Since its publication in 2020, Katie Mather’s young-adult novel Rage is a Wolf has received a good deal of attention including a starred review from Kirkus, which called it “a work of unusual depth and ambition. It is a climate change novel, yes, but it’s a book about so much more: angst, idealism, self-discovery, and reclaiming the world by reclaiming the narrative. A bold and inventive environmental tale with a striking protagonist.”

Anastasia Bruckner (BA 2021)

Anastasia Bruckner has been accepted into the prestigious Modern and Contemporary Literary Studies MPhil program at Trinity College in Dublin, Ireland. Since graduating last year, Anastasia moved to Vail, Colorado, where she worked two freelance grant-writing jobs along with a job at a high-end bistro and also learned to ski.
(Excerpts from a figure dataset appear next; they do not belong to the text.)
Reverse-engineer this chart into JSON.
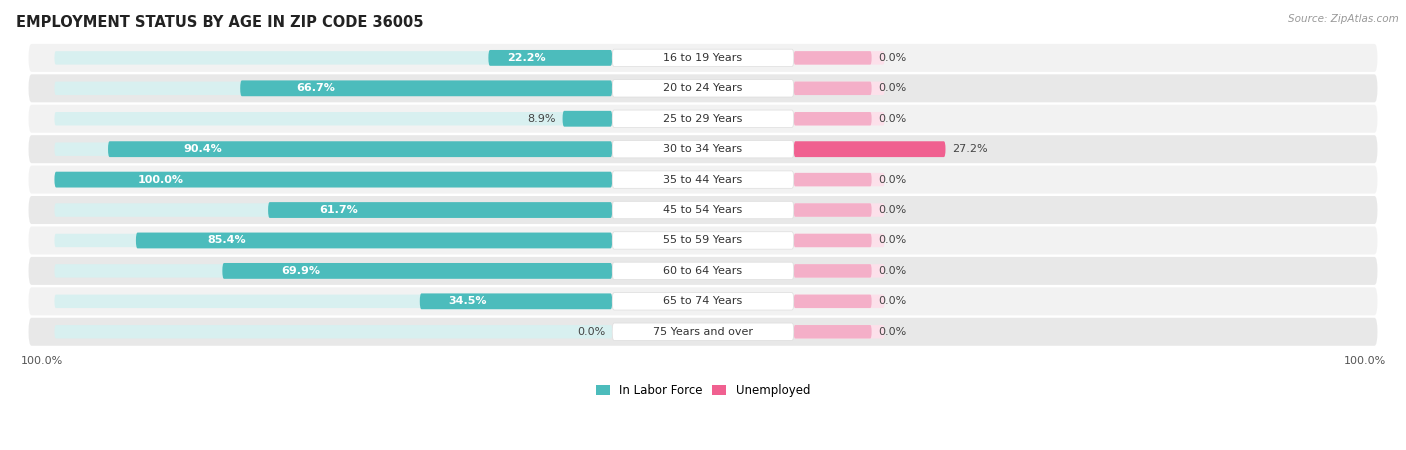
{
  "title": "EMPLOYMENT STATUS BY AGE IN ZIP CODE 36005",
  "source": "Source: ZipAtlas.com",
  "categories": [
    "16 to 19 Years",
    "20 to 24 Years",
    "25 to 29 Years",
    "30 to 34 Years",
    "35 to 44 Years",
    "45 to 54 Years",
    "55 to 59 Years",
    "60 to 64 Years",
    "65 to 74 Years",
    "75 Years and over"
  ],
  "in_labor_force": [
    22.2,
    66.7,
    8.9,
    90.4,
    100.0,
    61.7,
    85.4,
    69.9,
    34.5,
    0.0
  ],
  "unemployed": [
    0.0,
    0.0,
    0.0,
    27.2,
    0.0,
    0.0,
    0.0,
    0.0,
    0.0,
    0.0
  ],
  "labor_color": "#4cbcbc",
  "unemployed_color_full": "#f06090",
  "unemployed_color_zero": "#f4afc8",
  "track_labor_color": "#d8f0f0",
  "track_unemployed_color": "#fce0ea",
  "row_colors": [
    "#f2f2f2",
    "#e8e8e8"
  ],
  "title_fontsize": 10.5,
  "bar_label_fontsize": 8,
  "cat_label_fontsize": 8,
  "axis_max": 100.0,
  "small_bar_width": 12.0,
  "legend_labor_color": "#4cbcbc",
  "legend_unemployed_color": "#f06090"
}
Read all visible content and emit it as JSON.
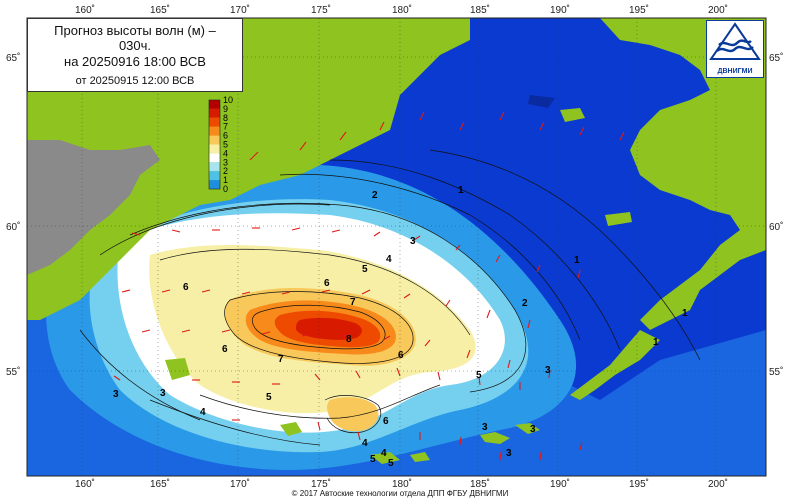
{
  "title": {
    "line1": "Прогноз высоты волн (м) –",
    "line1b": "030ч.",
    "line2": "на 20250916 18:00 ВСВ",
    "line3": "от 20250915 12:00 ВСВ"
  },
  "logo_text": "ДВНИГМИ",
  "copyright": "© 2017 Автоские технологии отдела ДПП ФГБУ ДВНИГМИ",
  "longitude_labels": [
    "160˚",
    "165˚",
    "170˚",
    "175˚",
    "180˚",
    "185˚",
    "190˚",
    "195˚",
    "200˚"
  ],
  "latitude_labels": [
    "65˚",
    "60˚",
    "55˚"
  ],
  "legend": {
    "values": [
      "10",
      "9",
      "8",
      "7",
      "6",
      "5",
      "4",
      "3",
      "2",
      "1",
      "0"
    ],
    "colors": [
      "#b40000",
      "#d81a00",
      "#ee4a00",
      "#f78a1a",
      "#f8c85a",
      "#f7efa6",
      "#ffffff",
      "#a8e4f0",
      "#4dc2e6",
      "#1e8ee0",
      "#0a3fd0"
    ]
  },
  "contour_labels": [
    "1",
    "1",
    "1",
    "1",
    "2",
    "3",
    "4",
    "5",
    "6",
    "6",
    "7",
    "8",
    "7",
    "6",
    "5",
    "6",
    "5",
    "4",
    "3",
    "3",
    "3",
    "4",
    "5",
    "2",
    "3",
    "3",
    "3",
    "4",
    "5",
    "6"
  ],
  "colors": {
    "land": "#8fc320",
    "land_dark": "#8a8a8a",
    "sea_deep": "#0a30c8",
    "arrow": "#e01818"
  }
}
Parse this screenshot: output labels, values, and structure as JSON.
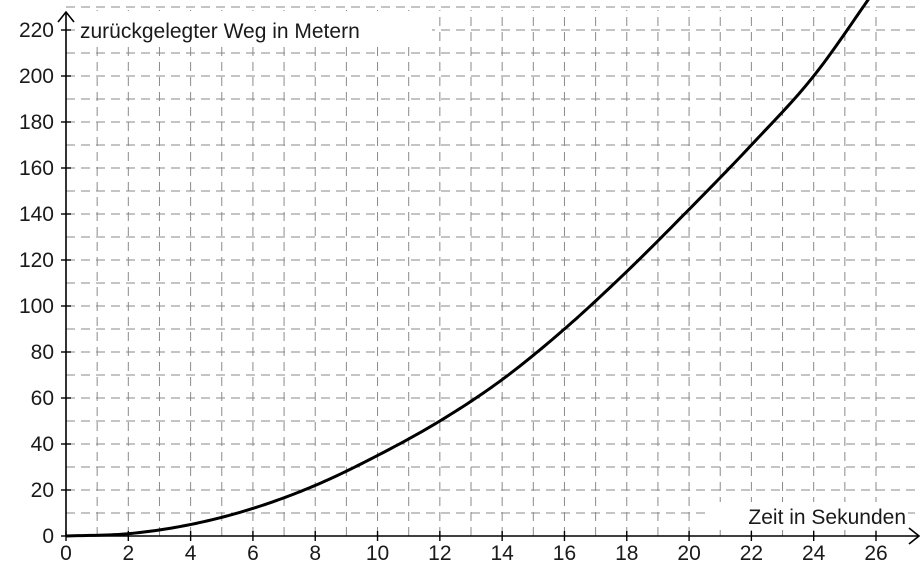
{
  "chart_data": {
    "type": "line",
    "xlabel": "Zeit in Sekunden",
    "ylabel": "zurückgelegter Weg in Metern",
    "xlim": [
      0,
      26
    ],
    "ylim": [
      0,
      230
    ],
    "x_ticks": [
      "0",
      "2",
      "4",
      "6",
      "8",
      "10",
      "12",
      "14",
      "16",
      "18",
      "20",
      "22",
      "24",
      "26"
    ],
    "y_ticks": [
      "0",
      "20",
      "40",
      "60",
      "80",
      "100",
      "120",
      "140",
      "160",
      "180",
      "200",
      "220"
    ],
    "grid": true,
    "series": [
      {
        "color": "#000000",
        "x": [
          0,
          2,
          4,
          6,
          8,
          10,
          12,
          14,
          16,
          18,
          20,
          22,
          24,
          26
        ],
        "y": [
          0,
          1,
          5,
          12,
          22,
          35,
          50,
          68,
          90,
          115,
          142,
          170,
          200,
          238
        ]
      }
    ]
  }
}
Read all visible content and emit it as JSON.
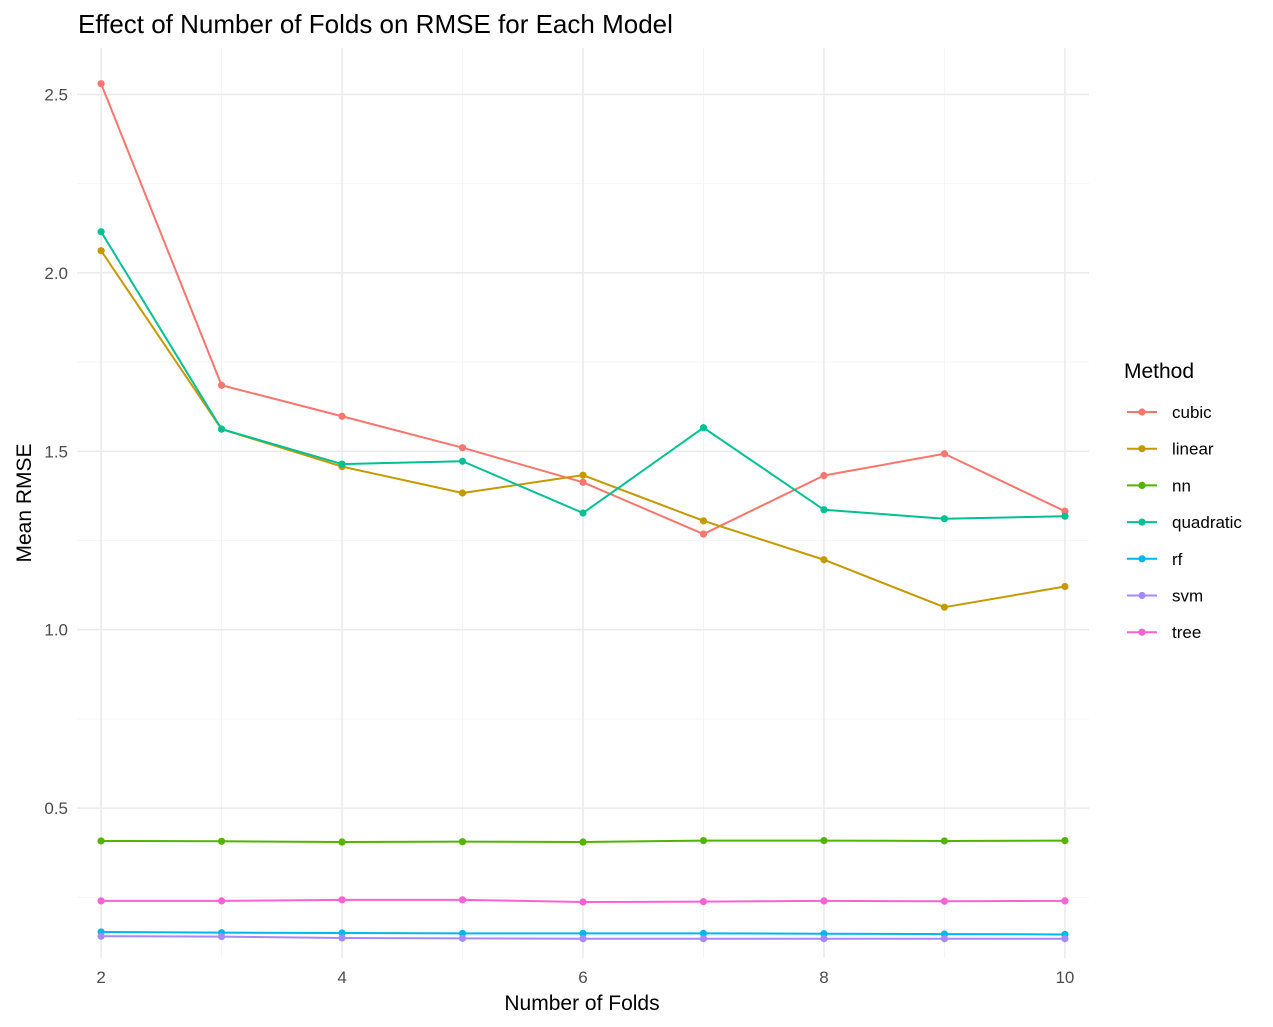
{
  "chart_data": {
    "type": "line",
    "title": "Effect of Number of Folds on RMSE for Each Model",
    "xlabel": "Number of Folds",
    "ylabel": "Mean RMSE",
    "x": [
      2,
      3,
      4,
      5,
      6,
      7,
      8,
      9,
      10
    ],
    "xlim": [
      1.8,
      10.2
    ],
    "ylim": [
      0.08,
      2.63
    ],
    "x_ticks": [
      2,
      4,
      6,
      8,
      10
    ],
    "x_tick_labels": [
      "2",
      "4",
      "6",
      "8",
      "10"
    ],
    "y_ticks": [
      0.5,
      1.0,
      1.5,
      2.0,
      2.5
    ],
    "y_tick_labels": [
      "0.5",
      "1.0",
      "1.5",
      "2.0",
      "2.5"
    ],
    "y_minor_ticks": [
      0.25,
      0.75,
      1.25,
      1.75,
      2.25
    ],
    "grid": true,
    "legend": {
      "title": "Method",
      "position": "right"
    },
    "series": [
      {
        "name": "cubic",
        "color": "#F8766D",
        "values": [
          2.53,
          1.685,
          1.598,
          1.51,
          1.413,
          1.268,
          1.432,
          1.493,
          1.332
        ]
      },
      {
        "name": "linear",
        "color": "#C49A00",
        "values": [
          2.062,
          1.562,
          1.457,
          1.383,
          1.433,
          1.305,
          1.196,
          1.063,
          1.121
        ]
      },
      {
        "name": "nn",
        "color": "#53B400",
        "values": [
          0.408,
          0.407,
          0.405,
          0.406,
          0.405,
          0.409,
          0.409,
          0.408,
          0.409
        ]
      },
      {
        "name": "quadratic",
        "color": "#00C094",
        "values": [
          2.115,
          1.562,
          1.464,
          1.472,
          1.327,
          1.566,
          1.336,
          1.311,
          1.318
        ]
      },
      {
        "name": "rf",
        "color": "#00B6EB",
        "values": [
          0.153,
          0.151,
          0.15,
          0.149,
          0.149,
          0.149,
          0.148,
          0.147,
          0.146
        ]
      },
      {
        "name": "svm",
        "color": "#A58AFF",
        "values": [
          0.141,
          0.14,
          0.136,
          0.135,
          0.134,
          0.134,
          0.134,
          0.134,
          0.134
        ]
      },
      {
        "name": "tree",
        "color": "#FB61D7",
        "values": [
          0.24,
          0.24,
          0.243,
          0.243,
          0.237,
          0.238,
          0.24,
          0.239,
          0.24
        ]
      }
    ]
  }
}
After moving to Dublin in the summer of 2022, she will continue the grant-writing work remotely until graduate studies become too much. She is thrilled!

Yousef Abu-Ulbeh (BA 2016)

Yousef Abu-Ulbeh was selected to participate in the March 2022 Cinephilia Film Development Workroom. Cinephilia is a New York-based film production company, talent incubator, and consulting agency that champions the next generation of Middle Eastern and African storytellers and filmmakers. Yousef is a Palestinian American writer and public-school educator and currently teaches middle school language arts in Tacoma.